A tradition of mourning

Why does it feel harder?

One & a half months since mom's burial...

Why does it feel harder? I expected waves of sadness. I came to understand the blah, tired feelings. But this past week has been the hardest so far. One and a half months since mom’s burial. 

I laid down, alone in my hotel room, tears slowly trickling down my cheeks, and then the torrent came. Snot and tears were all over my face. I could barely catch my breath I was sobbing so hard. I had to blow my nose a hundred times. I even sort-of laughed at one point...how could I possibly still be crying?! It was probably 2 hours of non-stop tears. Crazy. And I didn’t really even understand why. 

Why now? I think perhaps because I was alone finally. And, I was away (on a work trip). And there were lots of late nights, emotional speeches, good conversations. But, wow, it hit hard.

Oh, it hurt so bad. It felt too hard. And then- after hours of sobs- I felt better. Weak. Puffy-eyed. Tired. But better. I sang my mom’s song, looking at the Utah hills, “Bless the LORD oh my soul...10,000 years and then forevermore.”

I had the strength to meet some friends for post-dinner hang out. Work friends, who happen to be REAL friends too. They hugged me. And loved me. And we laughed hard about Kea’s bunny needing essential oils. 

Two of my friends who were there are Jewish. As they told me about the Jewish traditions surrounding death I felt a burden lifting. I realized why I was struggling to celebrate. Why this amazing, inspiring work convention felt wrong. Like I shouldn’t have come. 

Yet, I needed to be there. To realize- it’s still time to mourn. 

Jewish tradition has several periods of mourning. I learned that I was still in the period known as shloshim (thirty, because it lasts until the 30th day after burial). During that period, the mourners do not attend parties or celebrations, do not shave or cut their hair, and do not listen to music. I was breaking all those rules, except the hair cutting one! 

I also learned the following...
“The final period of formal mourning is avelut, which is observed only for a parent’s death. This period lasts for twelve months after the burial. During that time, mourners avoid parties, celebrations, theater and concerts. For eleven months of that period, starting at the time of burial, the son* of the deceased recites the mourner's Kaddish every day.

After a great loss like the death of a parent, you might expect a person to lose faith in G-d, or to cry out against G-d's injustice. Instead, Judaism requires a mourner to stand up every day, publicly (i.e., in front of a minyan, a quorum of 10 adult men*), and reaffirm faith in G-d despite this loss. To do so inures to the merit of the deceased in the eyes of G-d, because the deceased must have been a very good parent to raise a child who could express such faith in the face of personal loss.” 

I find it sad that Americans’ are one of the few societies who do not have a tradition regarding death and mourning. It’s so helpful for both the one mourning and their friends to know what to do!

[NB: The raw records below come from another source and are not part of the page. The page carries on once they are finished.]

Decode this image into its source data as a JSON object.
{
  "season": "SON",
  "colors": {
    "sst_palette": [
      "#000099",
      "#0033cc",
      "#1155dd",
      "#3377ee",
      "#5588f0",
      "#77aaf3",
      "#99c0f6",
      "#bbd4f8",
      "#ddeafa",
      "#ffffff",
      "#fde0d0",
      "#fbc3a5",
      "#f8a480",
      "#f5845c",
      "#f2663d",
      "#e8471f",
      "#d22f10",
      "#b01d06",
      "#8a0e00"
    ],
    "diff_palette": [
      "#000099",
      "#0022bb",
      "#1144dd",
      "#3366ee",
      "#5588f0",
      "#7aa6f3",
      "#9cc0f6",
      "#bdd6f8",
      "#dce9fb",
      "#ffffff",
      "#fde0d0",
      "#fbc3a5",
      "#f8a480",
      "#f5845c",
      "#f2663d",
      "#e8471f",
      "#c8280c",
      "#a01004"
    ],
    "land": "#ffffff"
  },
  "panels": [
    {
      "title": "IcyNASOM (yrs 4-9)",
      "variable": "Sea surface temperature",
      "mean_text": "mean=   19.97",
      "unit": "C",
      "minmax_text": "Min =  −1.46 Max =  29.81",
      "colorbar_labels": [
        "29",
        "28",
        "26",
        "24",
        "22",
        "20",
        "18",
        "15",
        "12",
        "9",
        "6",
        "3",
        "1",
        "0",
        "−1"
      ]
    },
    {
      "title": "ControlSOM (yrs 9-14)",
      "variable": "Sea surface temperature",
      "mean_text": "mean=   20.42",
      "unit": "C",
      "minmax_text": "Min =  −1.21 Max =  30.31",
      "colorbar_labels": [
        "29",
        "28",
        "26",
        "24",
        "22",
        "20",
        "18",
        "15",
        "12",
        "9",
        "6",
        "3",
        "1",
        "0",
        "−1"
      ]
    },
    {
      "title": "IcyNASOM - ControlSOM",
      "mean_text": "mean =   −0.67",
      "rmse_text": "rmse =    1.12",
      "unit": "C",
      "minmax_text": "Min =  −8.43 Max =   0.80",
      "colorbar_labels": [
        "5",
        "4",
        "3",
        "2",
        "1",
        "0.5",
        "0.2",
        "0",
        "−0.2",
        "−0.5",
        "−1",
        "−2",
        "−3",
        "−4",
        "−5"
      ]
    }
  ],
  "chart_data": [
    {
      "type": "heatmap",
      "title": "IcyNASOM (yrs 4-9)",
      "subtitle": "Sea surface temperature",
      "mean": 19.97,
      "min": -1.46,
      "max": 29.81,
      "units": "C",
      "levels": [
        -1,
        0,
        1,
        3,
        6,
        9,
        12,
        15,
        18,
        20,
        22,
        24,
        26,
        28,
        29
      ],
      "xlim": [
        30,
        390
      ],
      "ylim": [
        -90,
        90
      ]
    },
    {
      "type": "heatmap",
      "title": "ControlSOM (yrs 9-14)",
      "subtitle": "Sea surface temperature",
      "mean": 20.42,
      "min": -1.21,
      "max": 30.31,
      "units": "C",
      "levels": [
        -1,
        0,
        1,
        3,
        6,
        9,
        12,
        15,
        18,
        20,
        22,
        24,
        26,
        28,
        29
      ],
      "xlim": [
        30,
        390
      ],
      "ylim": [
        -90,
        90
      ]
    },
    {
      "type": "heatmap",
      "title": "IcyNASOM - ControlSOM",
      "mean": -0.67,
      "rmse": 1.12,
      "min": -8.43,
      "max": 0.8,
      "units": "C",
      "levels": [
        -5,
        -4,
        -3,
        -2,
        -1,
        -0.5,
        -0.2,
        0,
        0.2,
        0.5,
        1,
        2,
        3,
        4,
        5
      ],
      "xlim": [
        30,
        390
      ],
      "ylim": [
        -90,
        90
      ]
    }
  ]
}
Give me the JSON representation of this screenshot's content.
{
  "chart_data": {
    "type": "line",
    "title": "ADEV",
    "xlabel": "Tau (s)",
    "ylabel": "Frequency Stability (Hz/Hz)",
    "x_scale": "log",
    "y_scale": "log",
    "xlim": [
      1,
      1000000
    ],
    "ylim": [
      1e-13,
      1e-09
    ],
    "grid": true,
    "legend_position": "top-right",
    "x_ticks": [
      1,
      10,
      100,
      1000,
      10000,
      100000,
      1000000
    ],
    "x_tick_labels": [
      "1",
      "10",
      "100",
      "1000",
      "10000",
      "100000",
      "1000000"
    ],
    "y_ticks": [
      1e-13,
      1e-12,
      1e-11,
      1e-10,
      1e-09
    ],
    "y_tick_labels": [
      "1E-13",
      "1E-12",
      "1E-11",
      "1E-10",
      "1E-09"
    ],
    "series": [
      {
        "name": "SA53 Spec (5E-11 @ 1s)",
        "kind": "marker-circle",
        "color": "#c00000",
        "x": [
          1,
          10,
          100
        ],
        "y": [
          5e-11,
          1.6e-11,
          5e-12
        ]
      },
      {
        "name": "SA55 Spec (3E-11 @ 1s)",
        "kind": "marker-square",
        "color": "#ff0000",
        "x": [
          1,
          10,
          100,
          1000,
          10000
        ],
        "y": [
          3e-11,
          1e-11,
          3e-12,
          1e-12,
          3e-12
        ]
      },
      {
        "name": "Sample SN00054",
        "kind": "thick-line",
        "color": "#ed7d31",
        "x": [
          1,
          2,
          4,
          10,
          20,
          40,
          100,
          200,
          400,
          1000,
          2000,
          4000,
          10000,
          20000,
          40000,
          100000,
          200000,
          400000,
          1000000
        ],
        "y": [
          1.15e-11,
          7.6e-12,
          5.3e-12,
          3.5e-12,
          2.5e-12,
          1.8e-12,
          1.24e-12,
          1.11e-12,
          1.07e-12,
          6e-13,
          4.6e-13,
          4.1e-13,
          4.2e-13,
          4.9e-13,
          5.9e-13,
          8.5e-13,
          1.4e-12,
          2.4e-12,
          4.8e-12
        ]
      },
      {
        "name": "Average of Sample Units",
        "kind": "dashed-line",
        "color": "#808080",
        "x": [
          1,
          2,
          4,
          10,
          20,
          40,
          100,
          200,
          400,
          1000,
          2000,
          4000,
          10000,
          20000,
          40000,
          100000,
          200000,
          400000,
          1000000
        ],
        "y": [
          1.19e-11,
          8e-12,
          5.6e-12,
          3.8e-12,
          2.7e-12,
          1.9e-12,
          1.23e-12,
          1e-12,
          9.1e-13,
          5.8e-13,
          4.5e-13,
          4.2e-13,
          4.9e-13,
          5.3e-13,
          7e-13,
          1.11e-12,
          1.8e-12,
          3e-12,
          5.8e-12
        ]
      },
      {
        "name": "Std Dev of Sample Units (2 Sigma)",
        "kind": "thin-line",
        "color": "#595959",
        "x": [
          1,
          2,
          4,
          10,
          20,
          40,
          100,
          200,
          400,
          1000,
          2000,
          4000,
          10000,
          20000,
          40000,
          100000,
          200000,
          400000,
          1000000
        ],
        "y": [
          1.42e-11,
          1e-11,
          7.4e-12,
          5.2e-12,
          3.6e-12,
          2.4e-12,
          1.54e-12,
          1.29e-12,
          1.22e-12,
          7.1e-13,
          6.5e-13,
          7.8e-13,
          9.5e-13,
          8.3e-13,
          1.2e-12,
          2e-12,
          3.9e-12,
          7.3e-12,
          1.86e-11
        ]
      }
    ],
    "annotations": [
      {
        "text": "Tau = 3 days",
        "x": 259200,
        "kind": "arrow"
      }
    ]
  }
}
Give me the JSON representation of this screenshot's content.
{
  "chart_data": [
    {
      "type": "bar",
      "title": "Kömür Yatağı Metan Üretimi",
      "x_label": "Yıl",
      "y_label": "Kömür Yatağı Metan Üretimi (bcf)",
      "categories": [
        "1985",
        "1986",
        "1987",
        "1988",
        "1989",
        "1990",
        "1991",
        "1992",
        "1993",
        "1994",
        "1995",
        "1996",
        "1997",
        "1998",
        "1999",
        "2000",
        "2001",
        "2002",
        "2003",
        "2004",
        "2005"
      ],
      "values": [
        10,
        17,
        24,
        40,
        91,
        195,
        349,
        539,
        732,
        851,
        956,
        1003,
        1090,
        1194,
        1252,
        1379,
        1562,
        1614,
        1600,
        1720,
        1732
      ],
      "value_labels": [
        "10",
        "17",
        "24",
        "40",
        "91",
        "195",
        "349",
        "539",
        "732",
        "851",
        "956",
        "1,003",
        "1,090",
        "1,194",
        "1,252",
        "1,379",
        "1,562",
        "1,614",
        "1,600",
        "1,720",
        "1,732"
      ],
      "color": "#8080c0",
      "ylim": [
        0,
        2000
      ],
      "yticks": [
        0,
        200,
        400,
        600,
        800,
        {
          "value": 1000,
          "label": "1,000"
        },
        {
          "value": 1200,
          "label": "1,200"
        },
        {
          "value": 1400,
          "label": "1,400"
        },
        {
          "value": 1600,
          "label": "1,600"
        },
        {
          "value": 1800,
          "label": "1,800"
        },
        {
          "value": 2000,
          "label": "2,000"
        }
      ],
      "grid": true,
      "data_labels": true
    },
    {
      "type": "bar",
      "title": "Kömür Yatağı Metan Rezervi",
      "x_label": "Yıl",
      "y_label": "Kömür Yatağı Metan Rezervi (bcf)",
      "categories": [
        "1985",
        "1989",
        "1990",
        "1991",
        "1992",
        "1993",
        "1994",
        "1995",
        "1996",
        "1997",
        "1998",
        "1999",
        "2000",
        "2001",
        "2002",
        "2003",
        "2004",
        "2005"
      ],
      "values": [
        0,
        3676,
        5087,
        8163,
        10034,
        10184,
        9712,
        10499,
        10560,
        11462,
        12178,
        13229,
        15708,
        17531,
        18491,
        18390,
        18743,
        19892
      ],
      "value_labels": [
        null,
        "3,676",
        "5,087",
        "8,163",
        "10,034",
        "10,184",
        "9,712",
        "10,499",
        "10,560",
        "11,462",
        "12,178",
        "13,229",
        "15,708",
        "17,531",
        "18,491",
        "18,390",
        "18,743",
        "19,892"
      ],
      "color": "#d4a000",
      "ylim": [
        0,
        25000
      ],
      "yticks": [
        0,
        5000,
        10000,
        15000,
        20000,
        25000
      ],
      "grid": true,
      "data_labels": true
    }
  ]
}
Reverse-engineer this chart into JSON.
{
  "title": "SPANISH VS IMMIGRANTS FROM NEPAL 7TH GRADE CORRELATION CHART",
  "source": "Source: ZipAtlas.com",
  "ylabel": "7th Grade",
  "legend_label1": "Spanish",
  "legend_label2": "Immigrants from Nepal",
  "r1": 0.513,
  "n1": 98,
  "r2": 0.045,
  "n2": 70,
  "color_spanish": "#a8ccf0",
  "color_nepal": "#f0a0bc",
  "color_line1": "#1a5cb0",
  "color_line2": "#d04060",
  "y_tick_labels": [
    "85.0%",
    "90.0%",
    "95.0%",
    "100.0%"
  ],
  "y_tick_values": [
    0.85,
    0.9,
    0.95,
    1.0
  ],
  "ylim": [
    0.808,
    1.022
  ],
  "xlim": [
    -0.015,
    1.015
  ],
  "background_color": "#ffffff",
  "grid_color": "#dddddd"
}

More about Jewish tradition… “When visiting a mourner, a guest should not try to express grief with standard, shallow platitudes. The guest should allow the mourner to initiate conversations. One should not divert the conversation from talking about the deceased; to do so would limit the mourner's ability to fully express grief, which is the purpose of the mourning period. On the contrary, the caller should encourage conversation about the deceased.” (source: http://www.jewfaq.org/death.htm)

It’s not that I felt like I should already be “over” the death of my beloved mommy. But I needed permission to still be “in mourning”. There is something comforting about those two words. So, I give myself permission to still be sad. But also to stand up every day and reaffirm my faith in God, because it shows what a good mom I had and it shows what I good God I serve!

* This source is Orthodox. In the Conservative tradition (and I believe Reform), women also say the Kaddish -so it would be daughters, too, not just the son- and women count in a minyan (10 adult Jews).